All contributions in this collection are engaging and worthy, but a few stood out for me. Former U.S. Comptroller General and U.S. Government Accountability Office (GAO) director David Walker authors “Restoring Congressional Fiscal Responsibility,” which demystifies the USA’s finances by the simple trick of uniformly removing eight zeros from the sums involved. Thereby he demonstrates that it is a matter of mere time before the USA’s profligacy will inevitably close the last lifelines of credit sustaining us. Mark Moses highlights municipalities’ exposure in the deck of cards which is the USA’s financial system, since municipalities – unlike the national government – cannot simply “print” their way out of fiscal constraints by inflating the currency. Dr. Siri Terjesen explains how ballooning student debt impacts national finances, especially since many Americans incur life-altering educational debt disproportionate to the degrees’ remunerative potential. Jeffrey L. Degner’s libertarian essay traces taxation’s normalization to political depredation from one constituency to another. Finally, retired U.S. Marine Tim Lewis analogizes American foreign policy’s “nation-building” to a gymnasium which can feature all the latest and greatest exercise equipment but which will have no appreciable effect on the gym member who does not routinely and vigorously use it.

Perhaps the most stirring essay is Dr. Peter Earle’s “What a US Debt Default Would Look Like.” As a former trader and analyst of securities, Earle outlines the points of collapse when the USA (ineludibly unless drastic countermeasures are taken) hits rock bottom, and how that will play out through politics and the media. The hectic crises of 2008 and 2011 will seem like a cakewalk compared to the reckoning on its way when domestic and foreign markets finally realize the mathematical impossibility of the national government ever redeeming its hideous overextensions. Beads of cold sweat trickled down my back as I read this essay, realizing Earle’s tactful omission of the pensioners who will suddenly discover en masse that their Roth IRAs and 401(k)s with pay-outs in U.S. dollars will be utterly worthless just before plunging from their high-rise apartment windows.

Yet there is time to close the window. There is still time to turn around the ship of state, and return our Republic to solvency and responsibility.
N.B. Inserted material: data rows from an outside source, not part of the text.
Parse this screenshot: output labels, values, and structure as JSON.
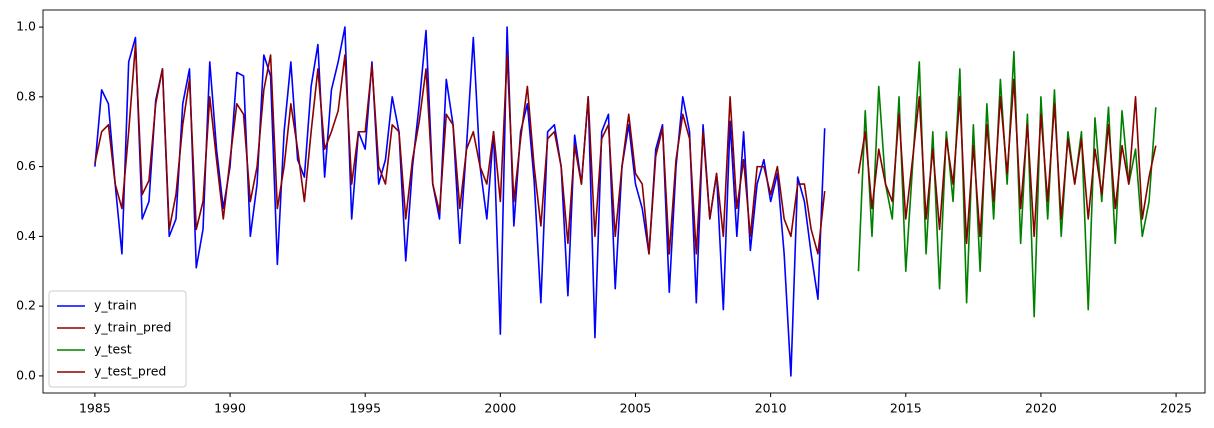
{
  "chart_data": {
    "type": "line",
    "xlim": [
      1983.08,
      2026.07
    ],
    "ylim": [
      -0.049,
      1.049
    ],
    "xticks": [
      1985,
      1990,
      1995,
      2000,
      2005,
      2010,
      2015,
      2020,
      2025
    ],
    "yticks": [
      {
        "value": 0,
        "label": "0.0"
      },
      0.2,
      0.4,
      0.6,
      0.8,
      {
        "value": 1,
        "label": "1.0"
      }
    ],
    "legend": "lower left",
    "series": [
      {
        "name": "y_train",
        "color": "#0000ff",
        "x": [
          1985,
          1985.25,
          1985.5,
          1985.75,
          1986,
          1986.25,
          1986.5,
          1986.75,
          1987,
          1987.25,
          1987.5,
          1987.75,
          1988,
          1988.25,
          1988.5,
          1988.75,
          1989,
          1989.25,
          1989.5,
          1989.75,
          1990,
          1990.25,
          1990.5,
          1990.75,
          1991,
          1991.25,
          1991.5,
          1991.75,
          1992,
          1992.25,
          1992.5,
          1992.75,
          1993,
          1993.25,
          1993.5,
          1993.75,
          1994,
          1994.25,
          1994.5,
          1994.75,
          1995,
          1995.25,
          1995.5,
          1995.75,
          1996,
          1996.25,
          1996.5,
          1996.75,
          1997,
          1997.25,
          1997.5,
          1997.75,
          1998,
          1998.25,
          1998.5,
          1998.75,
          1999,
          1999.25,
          1999.5,
          1999.75,
          2000,
          2000.25,
          2000.5,
          2000.75,
          2001,
          2001.25,
          2001.5,
          2001.75,
          2002,
          2002.25,
          2002.5,
          2002.75,
          2003,
          2003.25,
          2003.5,
          2003.75,
          2004,
          2004.25,
          2004.5,
          2004.75,
          2005,
          2005.25,
          2005.5,
          2005.75,
          2006,
          2006.25,
          2006.5,
          2006.75,
          2007,
          2007.25,
          2007.5,
          2007.75,
          2008,
          2008.25,
          2008.5,
          2008.75,
          2009,
          2009.25,
          2009.5,
          2009.75,
          2010,
          2010.25,
          2010.5,
          2010.75,
          2011,
          2011.25,
          2011.5,
          2011.75,
          2012
        ],
        "values": [
          0.6,
          0.82,
          0.78,
          0.55,
          0.35,
          0.9,
          0.97,
          0.45,
          0.5,
          0.79,
          0.88,
          0.4,
          0.45,
          0.78,
          0.88,
          0.31,
          0.42,
          0.9,
          0.65,
          0.48,
          0.6,
          0.87,
          0.86,
          0.4,
          0.55,
          0.92,
          0.86,
          0.32,
          0.7,
          0.9,
          0.62,
          0.57,
          0.83,
          0.95,
          0.57,
          0.82,
          0.9,
          1.0,
          0.45,
          0.7,
          0.65,
          0.9,
          0.55,
          0.62,
          0.8,
          0.7,
          0.33,
          0.6,
          0.78,
          0.99,
          0.55,
          0.45,
          0.85,
          0.72,
          0.38,
          0.66,
          0.97,
          0.6,
          0.45,
          0.7,
          0.12,
          1.0,
          0.43,
          0.7,
          0.78,
          0.56,
          0.21,
          0.7,
          0.72,
          0.6,
          0.23,
          0.69,
          0.55,
          0.8,
          0.11,
          0.7,
          0.75,
          0.25,
          0.6,
          0.72,
          0.55,
          0.48,
          0.35,
          0.65,
          0.72,
          0.24,
          0.6,
          0.8,
          0.7,
          0.21,
          0.72,
          0.45,
          0.58,
          0.19,
          0.73,
          0.4,
          0.7,
          0.36,
          0.55,
          0.62,
          0.5,
          0.58,
          0.35,
          0.0,
          0.57,
          0.5,
          0.35,
          0.22,
          0.71
        ]
      },
      {
        "name": "y_train_pred",
        "color": "#8b0000",
        "x": [
          1985,
          1985.25,
          1985.5,
          1985.75,
          1986,
          1986.25,
          1986.5,
          1986.75,
          1987,
          1987.25,
          1987.5,
          1987.75,
          1988,
          1988.25,
          1988.5,
          1988.75,
          1989,
          1989.25,
          1989.5,
          1989.75,
          1990,
          1990.25,
          1990.5,
          1990.75,
          1991,
          1991.25,
          1991.5,
          1991.75,
          1992,
          1992.25,
          1992.5,
          1992.75,
          1993,
          1993.25,
          1993.5,
          1993.75,
          1994,
          1994.25,
          1994.5,
          1994.75,
          1995,
          1995.25,
          1995.5,
          1995.75,
          1996,
          1996.25,
          1996.5,
          1996.75,
          1997,
          1997.25,
          1997.5,
          1997.75,
          1998,
          1998.25,
          1998.5,
          1998.75,
          1999,
          1999.25,
          1999.5,
          1999.75,
          2000,
          2000.25,
          2000.5,
          2000.75,
          2001,
          2001.25,
          2001.5,
          2001.75,
          2002,
          2002.25,
          2002.5,
          2002.75,
          2003,
          2003.25,
          2003.5,
          2003.75,
          2004,
          2004.25,
          2004.5,
          2004.75,
          2005,
          2005.25,
          2005.5,
          2005.75,
          2006,
          2006.25,
          2006.5,
          2006.75,
          2007,
          2007.25,
          2007.5,
          2007.75,
          2008,
          2008.25,
          2008.5,
          2008.75,
          2009,
          2009.25,
          2009.5,
          2009.75,
          2010,
          2010.25,
          2010.5,
          2010.75,
          2011,
          2011.25,
          2011.5,
          2011.75,
          2012
        ],
        "values": [
          0.61,
          0.7,
          0.72,
          0.55,
          0.48,
          0.7,
          0.95,
          0.52,
          0.56,
          0.78,
          0.88,
          0.42,
          0.52,
          0.72,
          0.85,
          0.42,
          0.5,
          0.8,
          0.62,
          0.45,
          0.62,
          0.78,
          0.75,
          0.5,
          0.6,
          0.82,
          0.92,
          0.48,
          0.6,
          0.78,
          0.65,
          0.5,
          0.7,
          0.88,
          0.65,
          0.7,
          0.76,
          0.92,
          0.55,
          0.7,
          0.7,
          0.89,
          0.6,
          0.55,
          0.72,
          0.7,
          0.45,
          0.62,
          0.73,
          0.88,
          0.55,
          0.47,
          0.75,
          0.72,
          0.48,
          0.65,
          0.7,
          0.6,
          0.55,
          0.7,
          0.5,
          0.92,
          0.5,
          0.68,
          0.83,
          0.6,
          0.43,
          0.68,
          0.7,
          0.6,
          0.38,
          0.66,
          0.55,
          0.8,
          0.4,
          0.68,
          0.72,
          0.4,
          0.6,
          0.75,
          0.58,
          0.55,
          0.35,
          0.63,
          0.71,
          0.35,
          0.62,
          0.75,
          0.68,
          0.35,
          0.7,
          0.45,
          0.58,
          0.4,
          0.8,
          0.48,
          0.62,
          0.4,
          0.6,
          0.6,
          0.52,
          0.6,
          0.45,
          0.4,
          0.55,
          0.55,
          0.42,
          0.35,
          0.53
        ]
      },
      {
        "name": "y_test",
        "color": "#008000",
        "x": [
          2013.25,
          2013.5,
          2013.75,
          2014,
          2014.25,
          2014.5,
          2014.75,
          2015,
          2015.25,
          2015.5,
          2015.75,
          2016,
          2016.25,
          2016.5,
          2016.75,
          2017,
          2017.25,
          2017.5,
          2017.75,
          2018,
          2018.25,
          2018.5,
          2018.75,
          2019,
          2019.25,
          2019.5,
          2019.75,
          2020,
          2020.25,
          2020.5,
          2020.75,
          2021,
          2021.25,
          2021.5,
          2021.75,
          2022,
          2022.25,
          2022.5,
          2022.75,
          2023,
          2023.25,
          2023.5,
          2023.75,
          2024,
          2024.25
        ],
        "values": [
          0.3,
          0.76,
          0.4,
          0.83,
          0.55,
          0.45,
          0.8,
          0.3,
          0.6,
          0.9,
          0.35,
          0.7,
          0.25,
          0.7,
          0.5,
          0.88,
          0.21,
          0.72,
          0.3,
          0.78,
          0.45,
          0.85,
          0.55,
          0.93,
          0.38,
          0.75,
          0.17,
          0.8,
          0.45,
          0.82,
          0.4,
          0.7,
          0.55,
          0.7,
          0.19,
          0.74,
          0.5,
          0.77,
          0.38,
          0.76,
          0.55,
          0.65,
          0.4,
          0.5,
          0.77
        ]
      },
      {
        "name": "y_test_pred",
        "color": "#8b0000",
        "x": [
          2013.25,
          2013.5,
          2013.75,
          2014,
          2014.25,
          2014.5,
          2014.75,
          2015,
          2015.25,
          2015.5,
          2015.75,
          2016,
          2016.25,
          2016.5,
          2016.75,
          2017,
          2017.25,
          2017.5,
          2017.75,
          2018,
          2018.25,
          2018.5,
          2018.75,
          2019,
          2019.25,
          2019.5,
          2019.75,
          2020,
          2020.25,
          2020.5,
          2020.75,
          2021,
          2021.25,
          2021.5,
          2021.75,
          2022,
          2022.25,
          2022.5,
          2022.75,
          2023,
          2023.25,
          2023.5,
          2023.75,
          2024,
          2024.25
        ],
        "values": [
          0.58,
          0.7,
          0.48,
          0.65,
          0.55,
          0.5,
          0.75,
          0.45,
          0.62,
          0.8,
          0.45,
          0.65,
          0.42,
          0.68,
          0.55,
          0.8,
          0.38,
          0.66,
          0.4,
          0.72,
          0.5,
          0.8,
          0.58,
          0.85,
          0.48,
          0.72,
          0.4,
          0.75,
          0.5,
          0.78,
          0.45,
          0.68,
          0.55,
          0.68,
          0.45,
          0.65,
          0.52,
          0.72,
          0.48,
          0.66,
          0.55,
          0.8,
          0.45,
          0.57,
          0.66
        ]
      }
    ]
  }
}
Editor Mike ter Maat curates these essays because they also advance practical solutions to the issues which our country confronts. The future’s dire challenges will never be overcome by the same orthodoxy which got us into such challenges. This is why it is time to consider new, out-of-the-box approaches if we are to prove deserving of the Republic which the Founders solemnly entrusted to us, 250 years ago.